Il tasso di occupazione maschile è, ovviamente, più elevato: la provincia di Bolzano si colloca al vertice della classifica con più di tre quarti degli uomini occupati (78,9%), mentre a Reggio Calabria lavora meno della metà della popolazione maschile (44,5%), seguita da Vibo Valentia (48,1%), Palermo (48,8%) e Caserta (49,9%).

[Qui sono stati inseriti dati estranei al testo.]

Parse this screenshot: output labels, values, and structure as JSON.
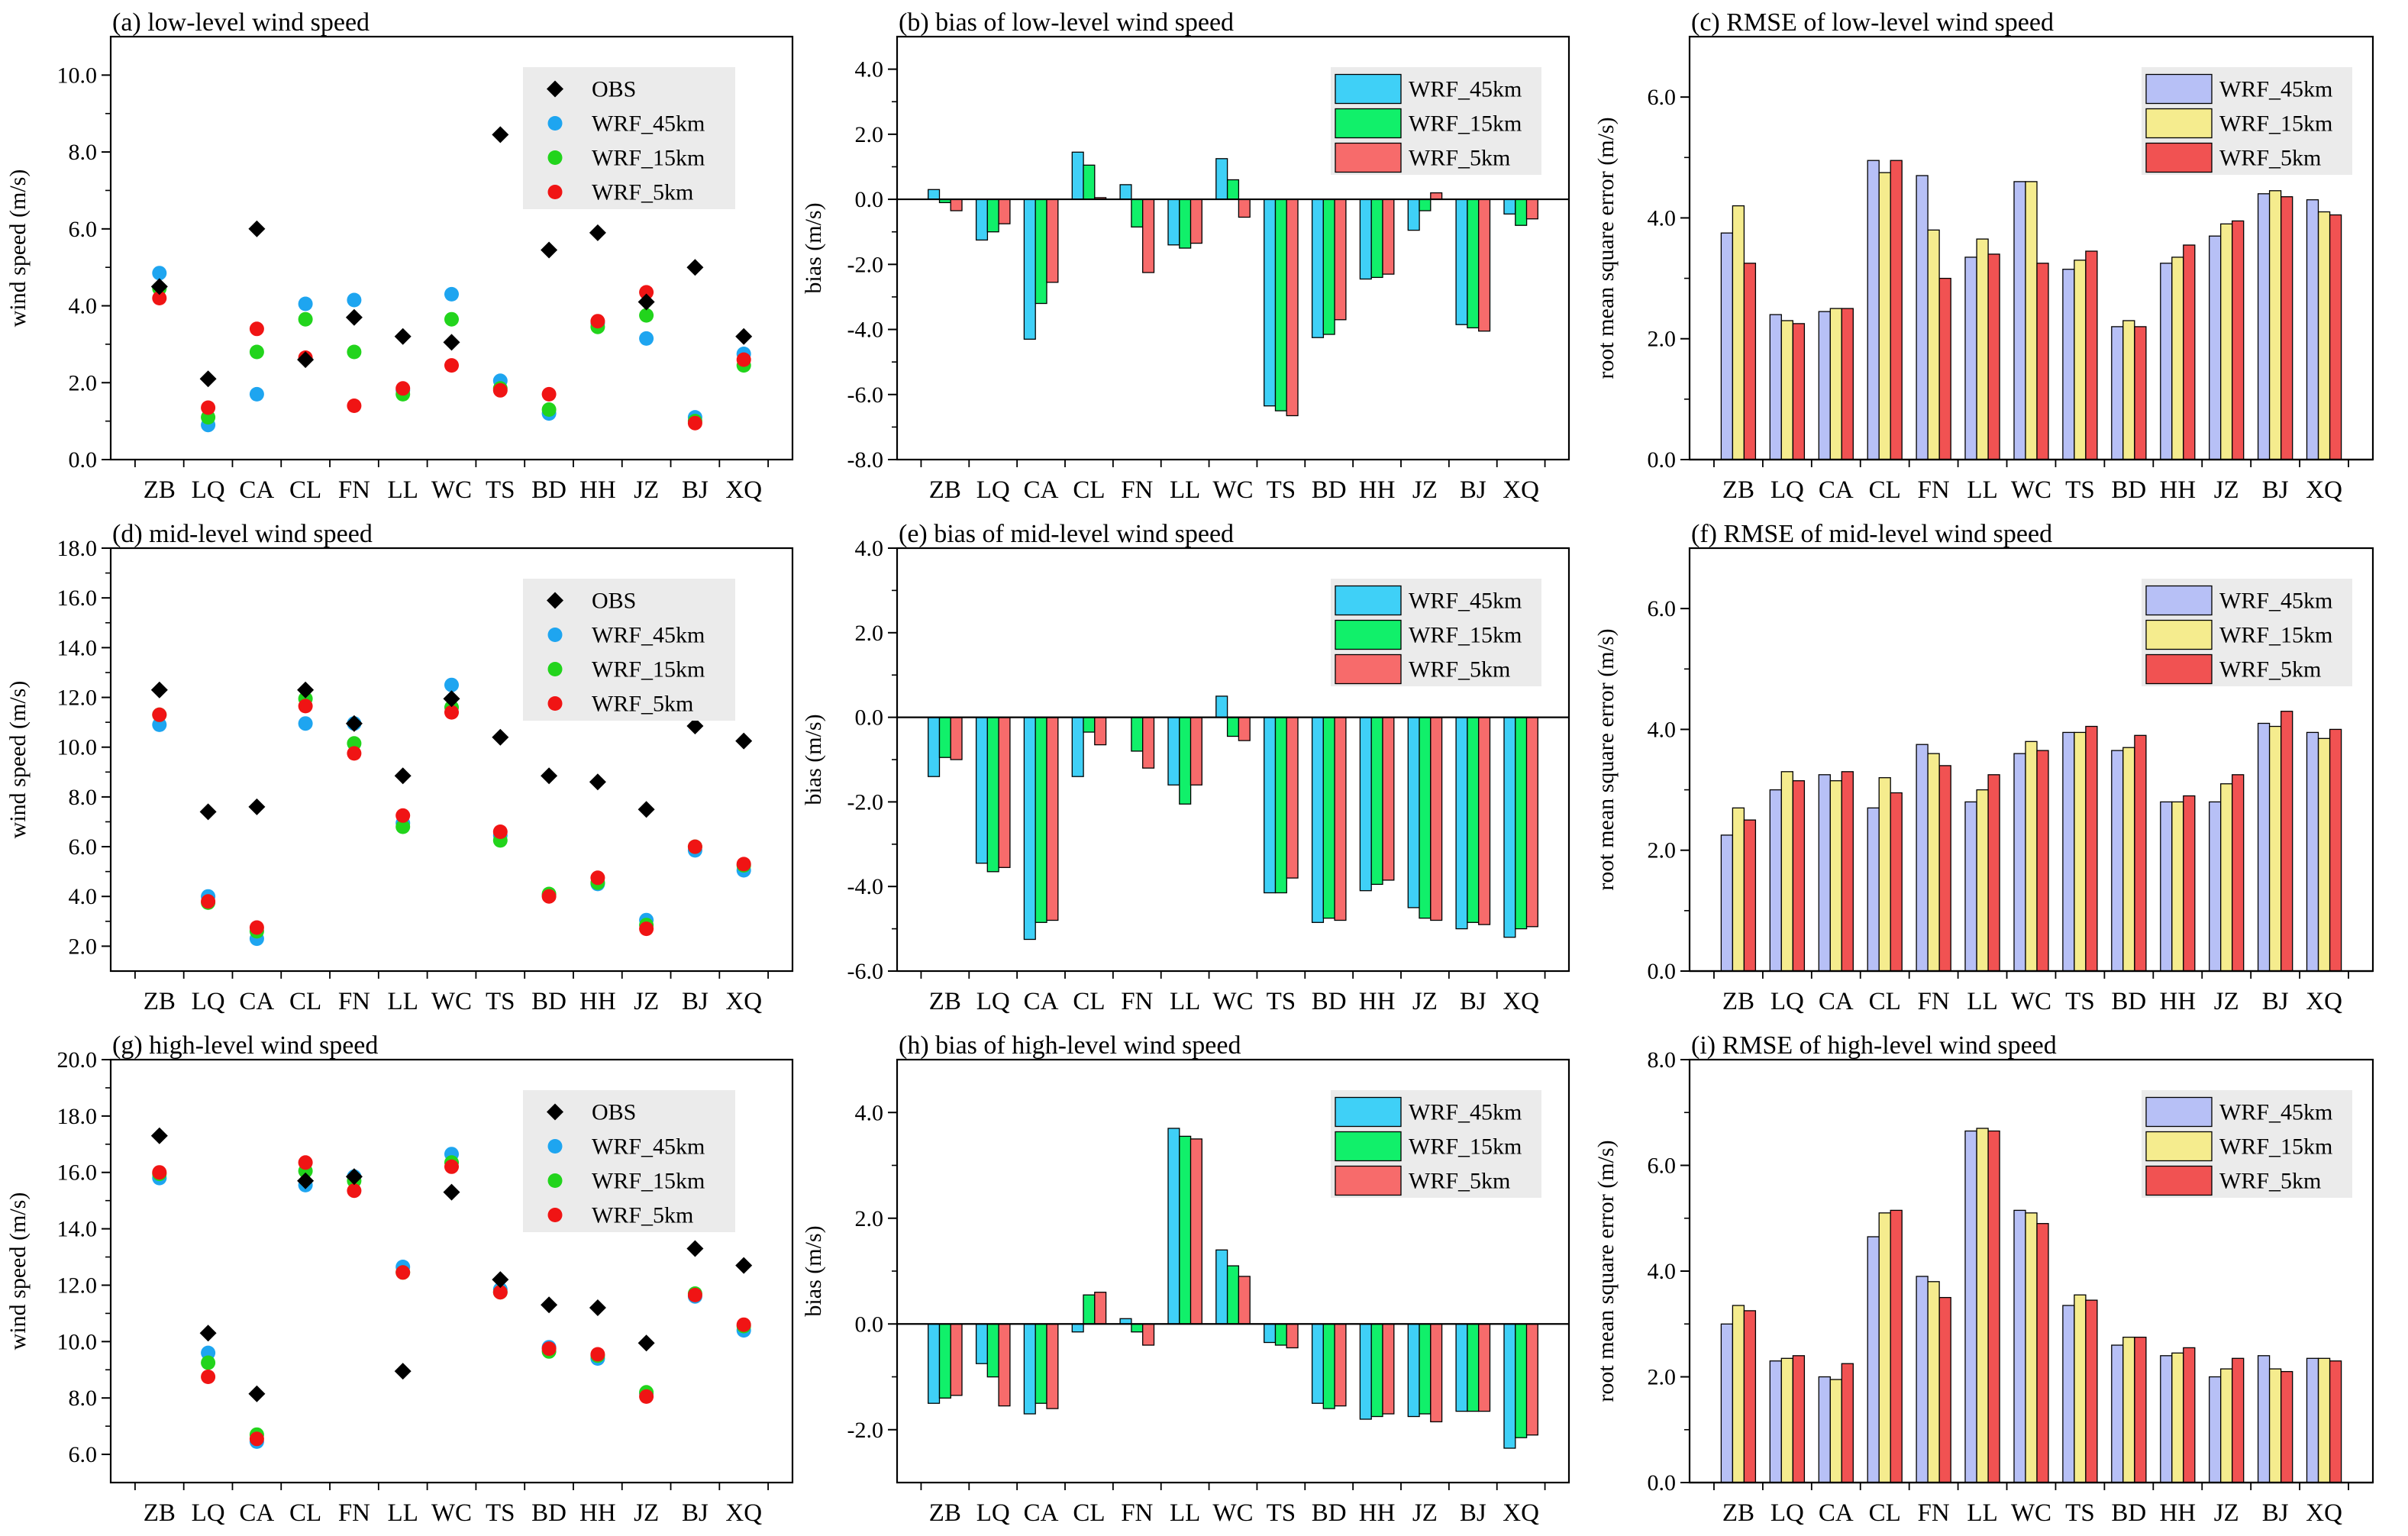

Diminuiscono i Neet al nord

La ricerca, nell'analizzare a fondo i dati sull'occupazione e sulla disoccupazione, fornisce un'analisi molto dettagliata anche sul fenomeno dei Neet: i giovani con un'età compresa fra i 15 e i 29 anni che non lavorano, non studiano e non frequentano corsi di formazione. Nel 2016 erano 2,2 milioni di unità (1,1 milione di donne e 1 milione di uomini) in diminuzione rispetto al 2015 di 135 mila unità (-5,7%), come risultante della flessione sia delle donne che si trovano in questa condizione (-49 mila unità, pari a -4%) sia degli uomini (-86 mila unità, pari a -7,6%). La riduzione maggiore si registra nelle regioni del Nord (- 8,4%), rispetto a quelle del Centro (-5,9%) e del Mezzogiorno (-4,2%). Il tasso di Neet nel 2016 (24,2%) diminuisce di quasi un punto percentuale rispetto al 2015 (25,5%): il valore di questo indicatore nel Sud (34,0%) è superiore di 13 punti percentuali rispetto a quello del Centro (30,3%) e di 17 punti rispetto a quello del Nord (16,8%). Il tasso di Neet più elevato nel 2016 si registra nella provincia di Medio Campidano (46,2%) e quello più basso in quella di Bolzano (9,5%), con una differenza di oltre 36 punti percentuali.

Il tasso di Neet è superiore al 40% nelle province di: 

  • Cosenza (41,5%) 
  • Palermo (41,3%)
  • Catania (40%) 

Valori elevati di questo indicatore si osservano anche a Napoli (37,6%), al 10° posto fra le province con il tasso di Neet più elevato.